As shown in FIG. 1, the multiprocessor system 1 according to the present embodiment records power consumption of the first and second processors 11a and 11b and the first and second processors for each time. Means (controller 16), and each of the first and second processors has task queues 29a-b each holding a thread to be executed.

Then, as shown in FIG. 2, the multiprocessor system 1 includes a power consumption information collecting unit (power consumption information collecting unit 21) that collects power consumption information from the power consumption recording unit (controller 16), and the necessity of thread movement. Judgment means (state judgment unit 25) for judging NO and thread movement means (thread movement unit 27) for moving a thread held in the task queue 29a of the first processor 11a to the task queue 29b of the second processor 11b ).
Then, when the power consumption of the first processor 11a exceeds the first threshold (L2 described later), the determination unit (state determination unit 25) determines that the power consumption of the second processor 11b is the second threshold ( If it does not exceed L1 and L1 <L2) described later, it is determined that the movement of the thread is necessary. Based on this determination, the thread moving means (thread moving unit 27) moves the thread held in the task queue 29a of the first processor 11a to the task queue 29b of the second processor 11b.

Here, the power consumption information collection means (power consumption information collection unit 21) collects power consumption information at the timing of thread switching executed by the first or second processor 11a-b.
When the power consumption of each of the first and second processors 11a and 11b exceeds the first threshold value, that is, when the load applied to both processors is not averaged even when the threads are moved, the judging means The (state determining unit 25) can cause the operating condition determining means (the operating condition determining unit 30) to change the thread execution policy in the first and second processors.
In this case, the “change in thread execution policy” may be, for example, a decrease in at least one of the operating frequency or voltage of the processor, and a free time during which no thread is executed in the processor for a certain period of time. May be inserted.

  Then, the determination unit (state determination unit 25) determines that the power consumption of the second processor 11b is the first power consumption when the power consumption of the first processor 11a exceeds a third threshold (L3, L2 <L3 described later). If the threshold value 1 (L2 described later) is not exceeded, the thread held in the task queue 29a of the first processor 11a is moved to the task queue 29b of the second processor 11b.

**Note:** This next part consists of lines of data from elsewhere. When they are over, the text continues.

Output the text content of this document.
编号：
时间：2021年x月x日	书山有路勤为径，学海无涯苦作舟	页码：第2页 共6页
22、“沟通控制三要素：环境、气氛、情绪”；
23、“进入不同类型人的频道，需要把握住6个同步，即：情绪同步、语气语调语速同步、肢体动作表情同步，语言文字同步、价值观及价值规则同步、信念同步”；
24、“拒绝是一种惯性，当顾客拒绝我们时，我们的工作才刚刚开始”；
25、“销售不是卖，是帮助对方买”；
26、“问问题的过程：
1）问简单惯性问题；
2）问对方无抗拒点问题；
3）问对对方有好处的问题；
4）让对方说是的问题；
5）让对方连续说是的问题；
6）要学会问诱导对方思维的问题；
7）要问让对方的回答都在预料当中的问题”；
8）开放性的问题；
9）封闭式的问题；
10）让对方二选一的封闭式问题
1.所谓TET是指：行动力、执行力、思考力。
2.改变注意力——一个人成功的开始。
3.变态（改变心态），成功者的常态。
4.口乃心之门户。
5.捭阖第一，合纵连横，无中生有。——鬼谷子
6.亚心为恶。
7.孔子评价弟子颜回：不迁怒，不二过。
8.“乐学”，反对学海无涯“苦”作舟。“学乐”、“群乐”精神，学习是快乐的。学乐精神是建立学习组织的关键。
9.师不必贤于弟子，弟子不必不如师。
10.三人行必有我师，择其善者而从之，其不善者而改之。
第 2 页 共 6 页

  By doing so, it is possible to obtain the multiprocessor system 1 that can appropriately average the loads applied to a plurality of processors without setting the target performance. This will be described in further detail below.

  FIG. 1 is a conceptual diagram showing a configuration of a multiprocessor system 1 according to an embodiment of the present invention. The multiprocessor system 1 is a computer including a plurality of processors 11a and 11b. Each processor 11a-b includes power supply means 12a-b, current measuring means 13a-b, and temperature measuring means 14a-b, respectively. Hereinafter, the reference number followed by the symbol a indicates that the processor 11a is attached, and the reference number followed by the symbol b indicates the processor 11b. And

  The power supply means 12a-b can determine the operating frequency and voltage of the processors 11a-b under the control of the controller 16, which is a microcomputer that controls the hardware state of the computer. Any known technique can be applied to the determination of the operating frequency and voltage.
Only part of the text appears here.